Story: Stewart, Adela Blanche
Stewart, Adela Blanche
This biography was written by Beryl Hughes and was first published in the Dictionary of New Zealand BiographyVolume 2, 1993
Adela Blanche Anderson was born on 1 January 1846 at Clifton, Bristol, England. Her parents were James Anderson and his wife, Eliza Catherine Dick. As a child and young woman Adela lived in England, Scotland, Ireland and the Channel Islands, and was educated partly in Paris. On 28 April 1870, at Frenchay, Gloucestershire, she married Hugh Stewart, a lieutenant in the Royal Artillery and member of an upper-class northern Ireland family. The couple lived in England, the Mediterranean, the West Indies and Bermuda before emigrating to New Zealand in 1878.

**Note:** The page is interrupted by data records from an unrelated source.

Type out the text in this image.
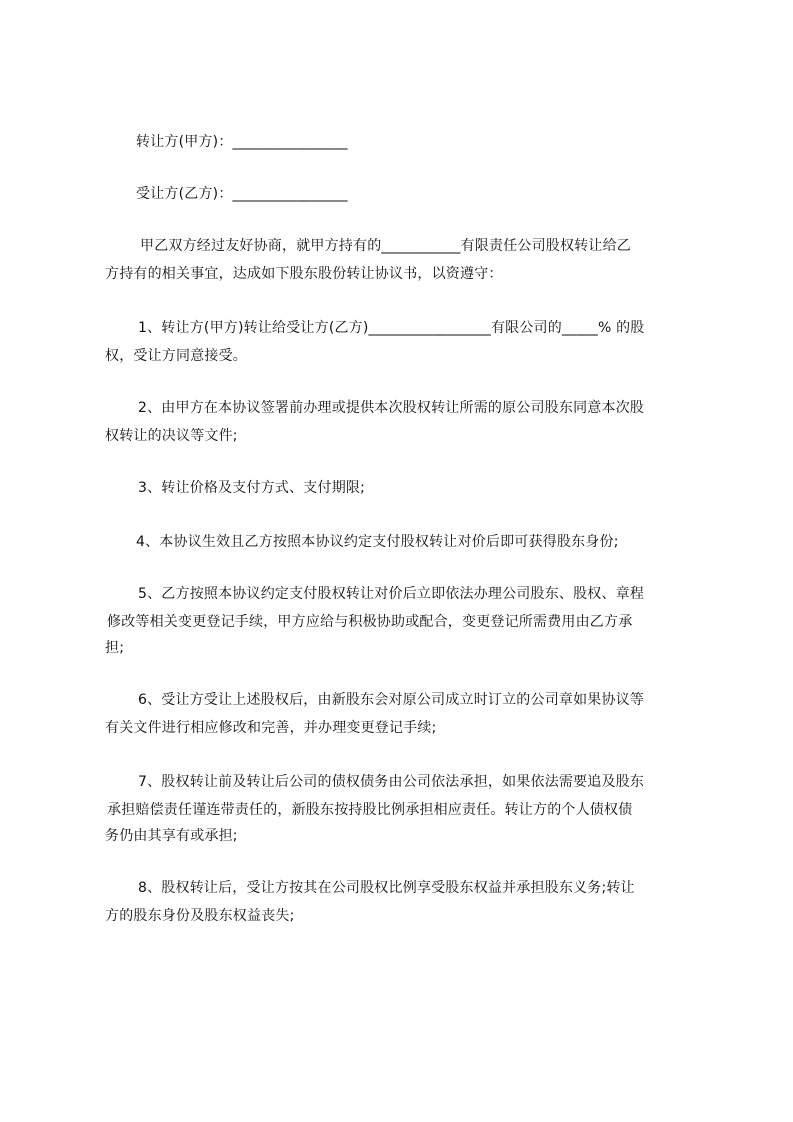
转让方(甲方)：________________
受让方(乙方)：________________
甲乙双方经过友好协商，就甲方持有的___________有限责任公司股权转让给乙
方持有的相关事宜，达成如下股东股份转让协议书，以资遵守：
1、转让方(甲方)转让给受让方(乙方)_________________有限公司的_____% 的股
权，受让方同意接受。
2、由甲方在本协议签署前办理或提供本次股权转让所需的原公司股东同意本次股
权转让的决议等文件;
3、转让价格及支付方式、支付期限;
4、本协议生效且乙方按照本协议约定支付股权转让对价后即可获得股东身份;
5、乙方按照本协议约定支付股权转让对价后立即依法办理公司股东、股权、章程
修改等相关变更登记手续，甲方应给与积极协助或配合，变更登记所需费用由乙方承
担;
6、受让方受让上述股权后，由新股东会对原公司成立时订立的公司章如果协议等
有关文件进行相应修改和完善，并办理变更登记手续;
7、股权转让前及转让后公司的债权债务由公司依法承担，如果依法需要追及股东
承担赔偿责任谨连带责任的，新股东按持股比例承担相应责任。转让方的个人债权债
务仍由其享有或承担;
8、股权转让后，受让方按其在公司股权比例享受股东权益并承担股东义务;转让
方的股东身份及股东权益丧失;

With their seven-year-old son, Mervyn James, the Stewarts arrived at Auckland in August 1878 aboard the Lady Jocelyn. They were among about 40 families from northern Ireland who founded the settlement of Katikati in the Bay of Plenty. The leader of this venture was Adela's brother-in-law, George Vesey Stewart.

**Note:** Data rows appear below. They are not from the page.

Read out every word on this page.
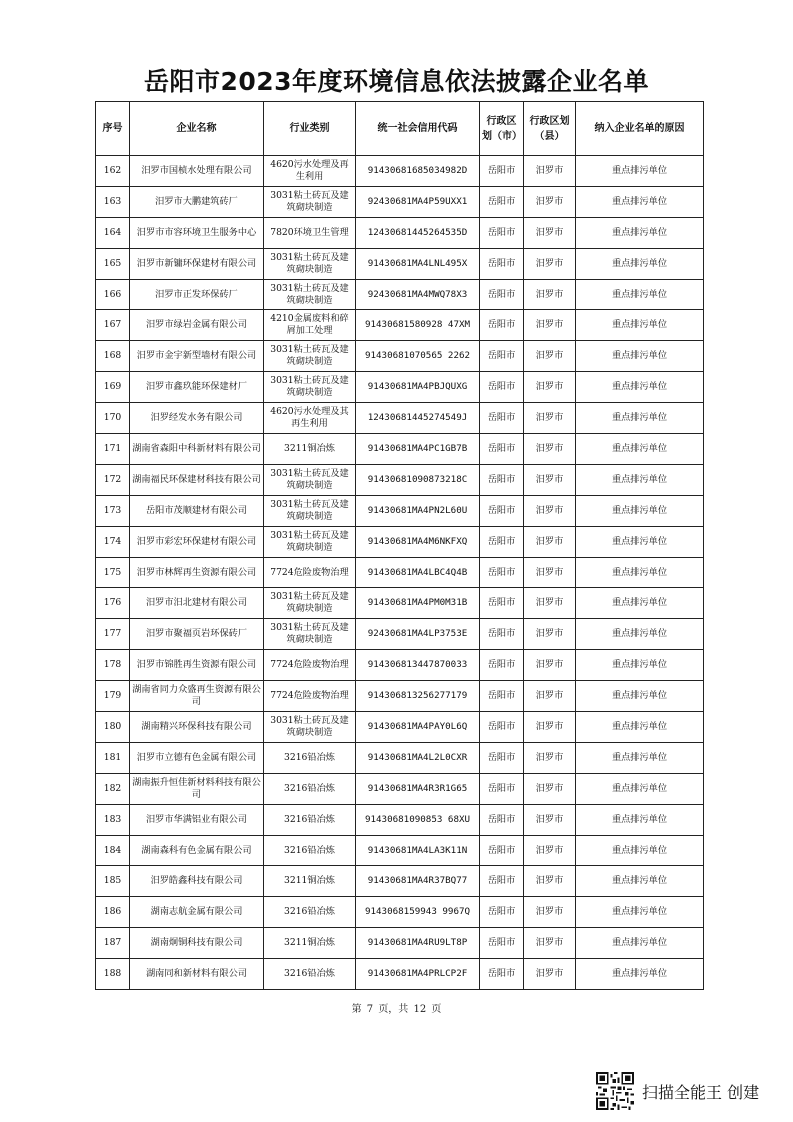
岳阳市2023年度环境信息依法披露企业名单
序号	企业名称	行业类别	统一社会信用代码	行政区划（市）	行政区划（县）	纳入企业名单的原因
162	汨罗市国桢水处理有限公司	4620污水处理及再生利用	91430681685034982D	岳阳市	汨罗市	重点排污单位
163	汨罗市大鹏建筑砖厂	3031粘土砖瓦及建筑砌块制造	92430681MA4P59UXX1	岳阳市	汨罗市	重点排污单位
164	汨罗市市容环境卫生服务中心	7820环境卫生管理	12430681445264535D	岳阳市	汨罗市	重点排污单位
165	汨罗市新镛环保建材有限公司	3031粘土砖瓦及建筑砌块制造	91430681MA4LNL495X	岳阳市	汨罗市	重点排污单位
166	汨罗市正发环保砖厂	3031粘土砖瓦及建筑砌块制造	92430681MA4MWQ78X3	岳阳市	汨罗市	重点排污单位
167	汨罗市绿岩金属有限公司	4210金属废料和碎屑加工处理	91430681580928 47XM	岳阳市	汨罗市	重点排污单位
168	汨罗市金宇新型墙材有限公司	3031粘土砖瓦及建筑砌块制造	91430681070565 2262	岳阳市	汨罗市	重点排污单位
169	汨罗市鑫玖能环保建材厂	3031粘土砖瓦及建筑砌块制造	91430681MA4PBJQUXG	岳阳市	汨罗市	重点排污单位
170	汨罗经发水务有限公司	4620污水处理及其再生利用	12430681445274549J	岳阳市	汨罗市	重点排污单位
171	湖南省森阳中科新材料有限公司	3211铜冶炼	91430681MA4PC1GB7B	岳阳市	汨罗市	重点排污单位
172	湖南福民环保建材科技有限公司	3031粘土砖瓦及建筑砌块制造	91430681090873218C	岳阳市	汨罗市	重点排污单位
173	岳阳市茂顺建材有限公司	3031粘土砖瓦及建筑砌块制造	91430681MA4PN2L60U	岳阳市	汨罗市	重点排污单位
174	汨罗市彩宏环保建材有限公司	3031粘土砖瓦及建筑砌块制造	91430681MA4M6NKFXQ	岳阳市	汨罗市	重点排污单位
175	汨罗市林辉再生资源有限公司	7724危险废物治理	91430681MA4LBC4Q4B	岳阳市	汨罗市	重点排污单位
176	汨罗市汨北建材有限公司	3031粘土砖瓦及建筑砌块制造	91430681MA4PM0M31B	岳阳市	汨罗市	重点排污单位
177	汨罗市聚福页岩环保砖厂	3031粘土砖瓦及建筑砌块制造	92430681MA4LP3753E	岳阳市	汨罗市	重点排污单位
178	汨罗市锦胜再生资源有限公司	7724危险废物治理	914306813447870033	岳阳市	汨罗市	重点排污单位
179	湖南省同力众盛再生资源有限公司	7724危险废物治理	914306813256277179	岳阳市	汨罗市	重点排污单位
180	湖南精兴环保科技有限公司	3031粘土砖瓦及建筑砌块制造	91430681MA4PAY0L6Q	岳阳市	汨罗市	重点排污单位
181	汨罗市立德有色金属有限公司	3216铅冶炼	91430681MA4L2L0CXR	岳阳市	汨罗市	重点排污单位
182	湖南振升恒佳新材料科技有限公司	3216铅冶炼	91430681MA4R3R1G65	岳阳市	汨罗市	重点排污单位
183	汨罗市华满铝业有限公司	3216铅冶炼	91430681090853 68XU	岳阳市	汨罗市	重点排污单位
184	湖南森科有色金属有限公司	3216铅冶炼	91430681MA4LA3K11N	岳阳市	汨罗市	重点排污单位
185	汨罗皓鑫科技有限公司	3211铜冶炼	91430681MA4R37BQ77	岳阳市	汨罗市	重点排污单位
186	湖南志航金属有限公司	3216铅冶炼	9143068159943 9967Q	岳阳市	汨罗市	重点排污单位
187	湖南炯铜科技有限公司	3211铜冶炼	91430681MA4RU9LT8P	岳阳市	汨罗市	重点排污单位
188	湖南同和新材料有限公司	3216铅冶炼	91430681MA4PRLCP2F	岳阳市	汨罗市	重点排污单位
第 7 页，共 12 页
扫描全能王 创建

Adela Stewart and her husband were perhaps better suited to being pioneers than many people from a comfortable background. Hugh Stewart's army training as an engineer proved extremely useful in laying out roads and building a house, while Adela, although unused to housework and cooking, was capable and resourceful. Their extensive travels also helped them to adjust to strange conditions. They settled near Katikati on 300 acres, which they bought from G. V. Stewart, and later increased their holding to 500 acres. The land was of poor quality and they came to regret having ignored the advice of William Rolleston, the minister of lands, to sell quickly and buy elsewhere. The name of their property, Athenree (after the Stewart property in Ireland), was later given to the township which developed there.

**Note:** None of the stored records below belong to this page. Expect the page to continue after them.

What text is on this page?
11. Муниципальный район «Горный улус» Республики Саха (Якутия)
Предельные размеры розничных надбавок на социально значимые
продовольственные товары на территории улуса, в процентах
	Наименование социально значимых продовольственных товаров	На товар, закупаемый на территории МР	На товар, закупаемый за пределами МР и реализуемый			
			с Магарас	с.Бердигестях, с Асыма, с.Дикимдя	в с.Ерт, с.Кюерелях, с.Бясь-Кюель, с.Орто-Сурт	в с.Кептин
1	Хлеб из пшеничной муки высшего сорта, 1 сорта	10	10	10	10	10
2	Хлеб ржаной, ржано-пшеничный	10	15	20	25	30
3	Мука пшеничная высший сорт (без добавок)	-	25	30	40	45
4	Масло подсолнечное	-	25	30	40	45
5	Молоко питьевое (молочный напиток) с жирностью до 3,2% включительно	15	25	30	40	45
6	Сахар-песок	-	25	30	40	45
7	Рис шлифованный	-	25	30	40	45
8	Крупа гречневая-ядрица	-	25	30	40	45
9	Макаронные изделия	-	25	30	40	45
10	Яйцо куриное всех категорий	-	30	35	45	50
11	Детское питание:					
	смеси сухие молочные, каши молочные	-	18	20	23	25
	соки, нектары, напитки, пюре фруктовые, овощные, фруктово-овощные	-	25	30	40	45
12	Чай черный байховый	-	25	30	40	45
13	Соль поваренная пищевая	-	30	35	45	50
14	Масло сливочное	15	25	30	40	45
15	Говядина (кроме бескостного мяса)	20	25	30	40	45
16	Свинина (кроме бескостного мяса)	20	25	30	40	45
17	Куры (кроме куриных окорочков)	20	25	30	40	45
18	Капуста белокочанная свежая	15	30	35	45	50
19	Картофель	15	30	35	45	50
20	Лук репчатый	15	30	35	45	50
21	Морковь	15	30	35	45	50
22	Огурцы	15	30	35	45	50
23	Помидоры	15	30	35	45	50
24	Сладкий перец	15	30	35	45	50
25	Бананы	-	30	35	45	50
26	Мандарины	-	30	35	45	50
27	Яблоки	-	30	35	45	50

Adela Stewart's diary later became the basis of her book, My simple life in New Zealand, which gives a detailed record of her difficulties and triumphs. Often without domestic help, she became in time an expert cook, baker and gardener. For a while the Stewarts took the sons of friends as cadets on their farm and Adela taught them how to make butter, bread and beer. Gardening and poultry-keeping were two of her favourite activities, and her management contributed to the success of the farm. She earned money for herself by selling butter, fruit, tomato sauce, honey and flowers. Her prize-winning chrysanthemums went to buyers all over the country.
Energetic and hospitable, she found an active social life a necessity, and became the centre of activities in the area. Among the visitors to Katikati whom she entertained were William Rolleston, Lord Ranfurly (the governor), Bishop W. G. Cowie, Richard Seddon and Te Kooti. If it were not that she appears to have been a truthful woman, her feats of entertaining might be queried. In 1887, for example, she organised a picnic: 'One day, in addition to the ordinary work, I made bread, rolls, oat-cake, plum-cakes, buns, sausage-rolls, rissoles, Russian salads, fruit salads, etc. Several young friends and relations came to stay, followed next day by many more – sixty-seven in all – for Mervyn's annual Patrick's Day birthday picnic'. She particularly enjoyed giving dances, such as one she organised for 100 guests, with the assistance of a lady help, in 1897. 'The house was brilliantly lit up, and before 8 o'clock arrived our guests in the usual independent colonial style. Ladies riding carried their ball-dresses in a kit in front of them, some of the frocks needing a hot iron to smooth out the creases.' The dancing lasted until 5 a.m.; the visitors left after breakfasting at 10.
Adela Stewart also used her talents to assist with community activities, including those associated with the Anglican church, of which the Stewarts were members. She appears never to have wasted a minute. While she taught her young son, she made clothes for the family; while 'resting' in the afternoons in middle age she worked relentlessly for bazaars.
As the Stewarts grew older, the difficulties of finding help for farm and household work, and for continuing their social life, increased. They sold Athenree in 1906 and returned to England. My simple life in New Zealand was published in London in 1908. It gives a lively and informative account of the process of establishing a new settlement. Its overall tone is one of cheerful stoicism in the face of adversity, and a strong desire to maintain the social lifestyle Adela Stewart had been used to before coming to New Zealand. It shows her to be an enterprising woman, whose devotion to her husband and son was fully repaid. Following the death of Hugh in April 1909 Adela returned to New Zealand on a visit. She died on the night of her arrival at Katikati on 12 February 1910.